'Arab Spring' is coming to Persian Gulf. Peacefully.


(MENAFN- Trend News Agency ) Baku, Azerbaijan, Oct. 28

By Azer Ahmadbayli – Trend:

Amazing things are taking place in some of the Arab states of the Gulf distinctive by their conservative views. Qatar has recently said that Israeli soccer fans welcome at 2022 World Cup and…drinking alcohol would be tolerated, though not in public.

Last month, Bahrain's King Hamad bin Isa Al Khalifa reportedly said he has grown "tired" of Arab states' boycott of Israel and called for diplomatic ties to be established with the Hebrew state. He also said that Bahraini citizens were free to visit Israel.

Now it has come to Saudis.

Saudi Crown Prince Mohammed bin Salman, being himself a highly educated and intelligent person, probably has good advisers as well.

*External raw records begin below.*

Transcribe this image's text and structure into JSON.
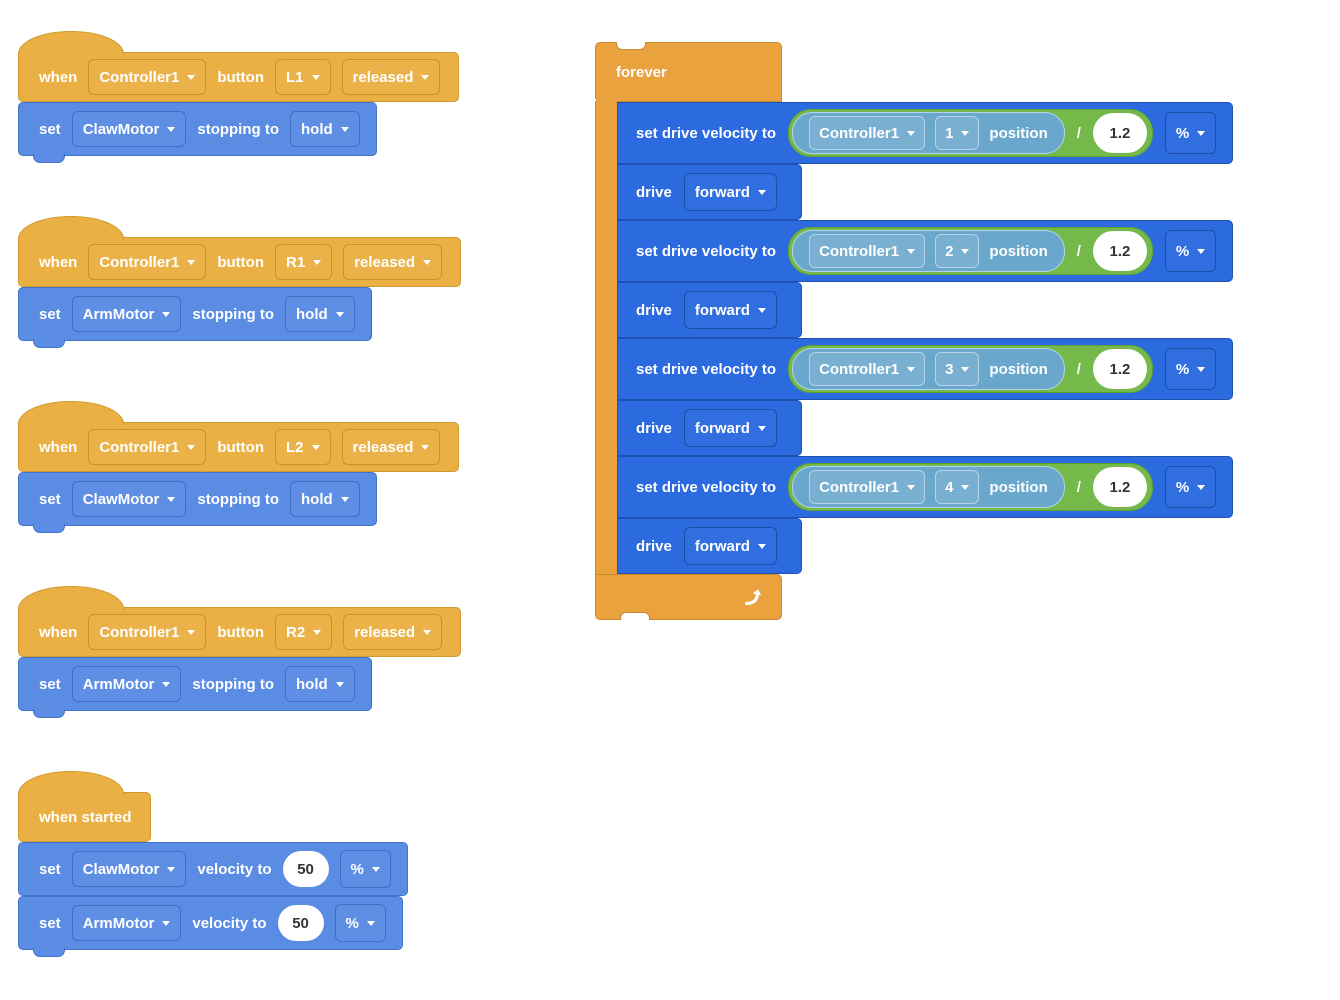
{
  "colors": {
    "event_gold": "#EAB043",
    "control_orange": "#E9A23E",
    "motor_blue": "#5A8CE4",
    "drivetrain_blue": "#2B6ADF",
    "operator_green": "#74B949",
    "sensing_steel": "#6AA7CD"
  },
  "events": [
    {
      "when": "when",
      "controller": "Controller1",
      "button_word": "button",
      "button": "L1",
      "state": "released",
      "set_word": "set",
      "motor": "ClawMotor",
      "stopping_word": "stopping to",
      "mode": "hold"
    },
    {
      "when": "when",
      "controller": "Controller1",
      "button_word": "button",
      "button": "R1",
      "state": "released",
      "set_word": "set",
      "motor": "ArmMotor",
      "stopping_word": "stopping to",
      "mode": "hold"
    },
    {
      "when": "when",
      "controller": "Controller1",
      "button_word": "button",
      "button": "L2",
      "state": "released",
      "set_word": "set",
      "motor": "ClawMotor",
      "stopping_word": "stopping to",
      "mode": "hold"
    },
    {
      "when": "when",
      "controller": "Controller1",
      "button_word": "button",
      "button": "R2",
      "state": "released",
      "set_word": "set",
      "motor": "ArmMotor",
      "stopping_word": "stopping to",
      "mode": "hold"
    }
  ],
  "started": {
    "hat": "when started",
    "rows": [
      {
        "set_word": "set",
        "motor": "ClawMotor",
        "vel_word": "velocity to",
        "value": "50",
        "unit": "%"
      },
      {
        "set_word": "set",
        "motor": "ArmMotor",
        "vel_word": "velocity to",
        "value": "50",
        "unit": "%"
      }
    ]
  },
  "forever": {
    "label": "forever",
    "sets": [
      {
        "label": "set drive velocity to",
        "controller": "Controller1",
        "axis": "1",
        "pos": "position",
        "op": "/",
        "div": "1.2",
        "unit": "%"
      },
      {
        "label": "set drive velocity to",
        "controller": "Controller1",
        "axis": "2",
        "pos": "position",
        "op": "/",
        "div": "1.2",
        "unit": "%"
      },
      {
        "label": "set drive velocity to",
        "controller": "Controller1",
        "axis": "3",
        "pos": "position",
        "op": "/",
        "div": "1.2",
        "unit": "%"
      },
      {
        "label": "set drive velocity to",
        "controller": "Controller1",
        "axis": "4",
        "pos": "position",
        "op": "/",
        "div": "1.2",
        "unit": "%"
      }
    ],
    "drives": [
      {
        "word": "drive",
        "dir": "forward"
      },
      {
        "word": "drive",
        "dir": "forward"
      },
      {
        "word": "drive",
        "dir": "forward"
      },
      {
        "word": "drive",
        "dir": "forward"
      }
    ]
  },
  "icons": {
    "dropdown_caret": "caret-down-icon",
    "loop_arrow": "loop-arrow-icon"
  }
}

His remarks during a Future Investment Initiative summit in Riyadh stunned the world.

His leading idea can be described as 'modernization plans to wean the country off oil, attract foreign investment and diversify the economy.'

However, two things have electrified the public most of all – 'return to a country of moderate Islam that is open to all religions and to the world', and colossal scale of a new project to build a city of future on the Red Sea coast at the junction of three states –Saudi Arabia, Egypt and Jordan.

It comes interesting how those statements could be taken for by the majority in Iran, because both Iran and Saudi Arabia have ambitions to lead the Islamic world as well as the Middle East region.

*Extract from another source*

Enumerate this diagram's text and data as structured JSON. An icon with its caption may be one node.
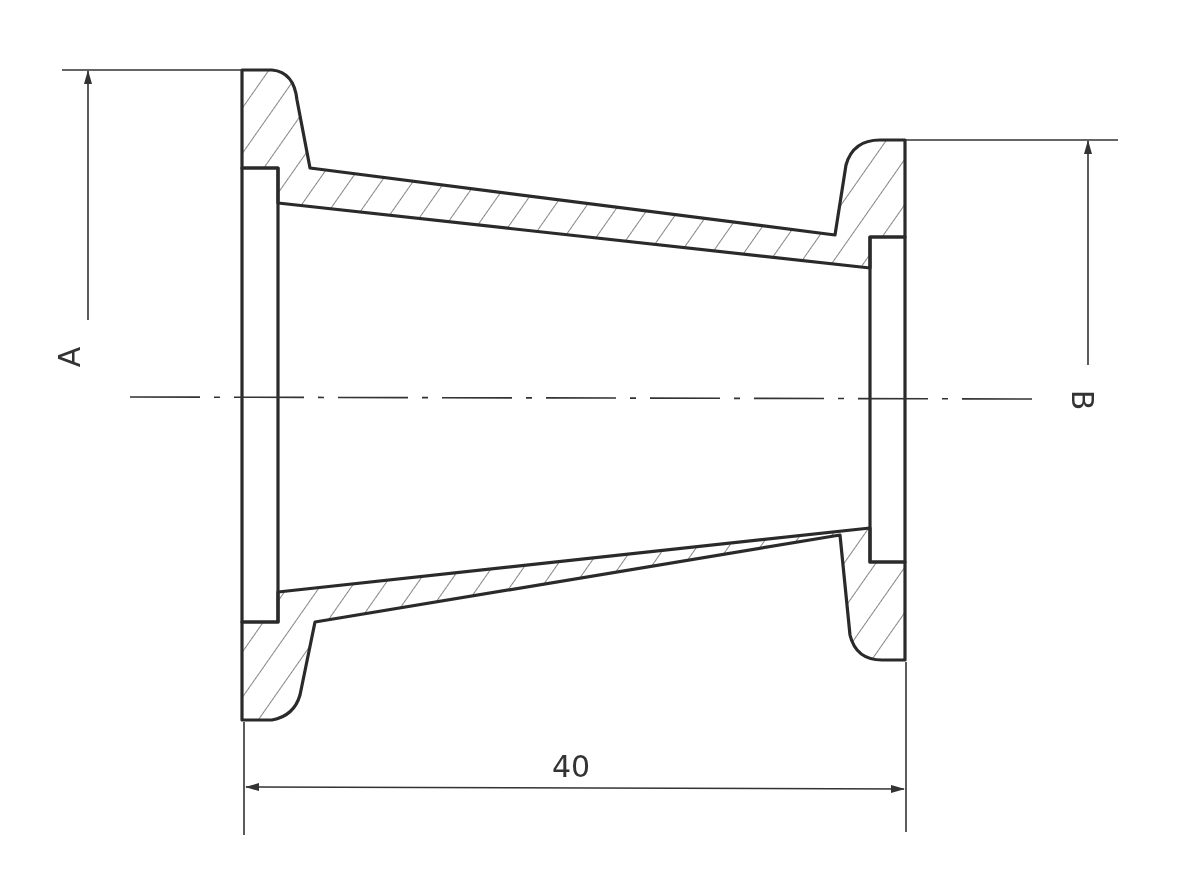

The Sunni Saudi Arabia is a birthplace of Islam with holy shrines of Mecca and Medina. Iran is a mainstay of the world Shi'a Muslims with their Najaf and Kerbela holy shrines located in the neighboring Iraq.

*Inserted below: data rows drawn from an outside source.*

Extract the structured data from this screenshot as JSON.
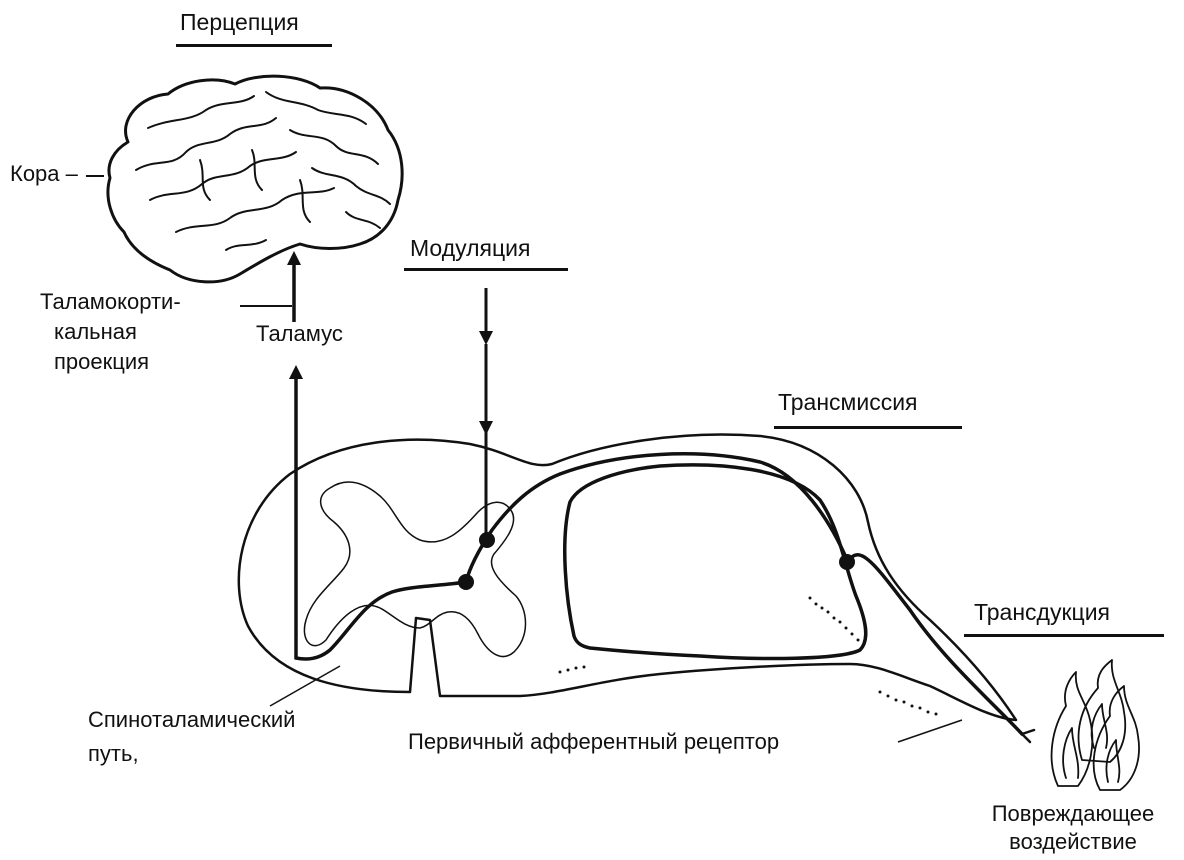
{
  "stages": {
    "perception": "Перцепция",
    "modulation": "Модуляция",
    "transmission": "Трансмиссия",
    "transduction": "Трансдукция"
  },
  "labels": {
    "cortex": "Кора –",
    "thalamocortical_line1": "Таламокорти-",
    "thalamocortical_line2": "кальная",
    "thalamocortical_line3": "проекция",
    "thalamus": "Таламус",
    "spinothalamic_line1": "Спиноталамический",
    "spinothalamic_line2": "путь,",
    "primary_afferent": "Первичный афферентный рецептор",
    "noxious_line1": "Повреждающее",
    "noxious_line2": "воздействие"
  }
}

Iran has about 90 percent of Shi'a population while Sunni make about 90 percent of Saudi Arabia. Both stand at outermost positions in interpretation of Islamic dogmata.

Now we see that one of the poles declared its shift to the moderate style of supervision over people's life. This is a ground for separation of state and religion some day in the future, however today it sounds unbelievable. In any case, it remains to be seen if 'little Prince' continues the strategy, by changing words to deeds.

Allowing a month ago Saudi women driving cars was in fact a revolutionary step for the Kingdom, but not sufficient for general audience to undergo mental shock. In Iran, for instance, the news was taken quietly as women's driving is usual in Iran's social life for many decades.

But if Saudi Arabia abolishes the capital punishment in foreseeable future, it will be a bombshell for many Muslim societies, including that of Iran.

In 2016 Iran and Saudi Arabia were among top three countries with allowed executions, in accordance with Amnesty International statistics. Iran alone accounted for 66 percent of all recorded executions in the Middle East and North Africa region. The overall number of executions carried out in Iran, made at least 567.

Therefore it can cause mixed and, in a way, unforeseen reaction in Iranian society.

But religious issues will not have such an effect as economic ones could.

In a book 'Post-revolutionary politics in Iran' it is noted that Japan had been a country of major Iranian interest long before the Revolution but it gained centrality in Iran's foreign policy after 1979, particularly because Japan had no political aspirations and commitments in its region. Tehran saw Japan as a bright sample of eastern nation's ability to modernize and was making efforts to acquire Japanese experience. Today we can't compare the two countries. GDP in Japan was worth $4.383 trillion in 2015.

Forty years ago Dubai, as we know it today, did not exist. GDP in the United Arab Emirates, whose territory is 20 times smaller than that of Iran, was worth $357.95 billion in 2015.

About forty years ago, when reforms on liberalization of national economy were launched, nobody could imagine Turkey to grow into one of the world's leading economies. Today, Turkey's non-oil sector is incomparable with Iranian one. GDP in Turkey was worth $859.38 billion in 2015.

If Saudi Arabia succeeds in its ambitious geo-economic project, the Iranians could start wondering - why such a great and wealthy state as Iran couldn't do something outstanding for its economy for about forty years? Are the sanctions to blame? Or maybe mismanagement?

Maybe, it's time to leave political aspirations as Japan did in its time, and show the entire world the real economic abilities of Iran?

GDP in Iran was worth $393.44 billion in 2015.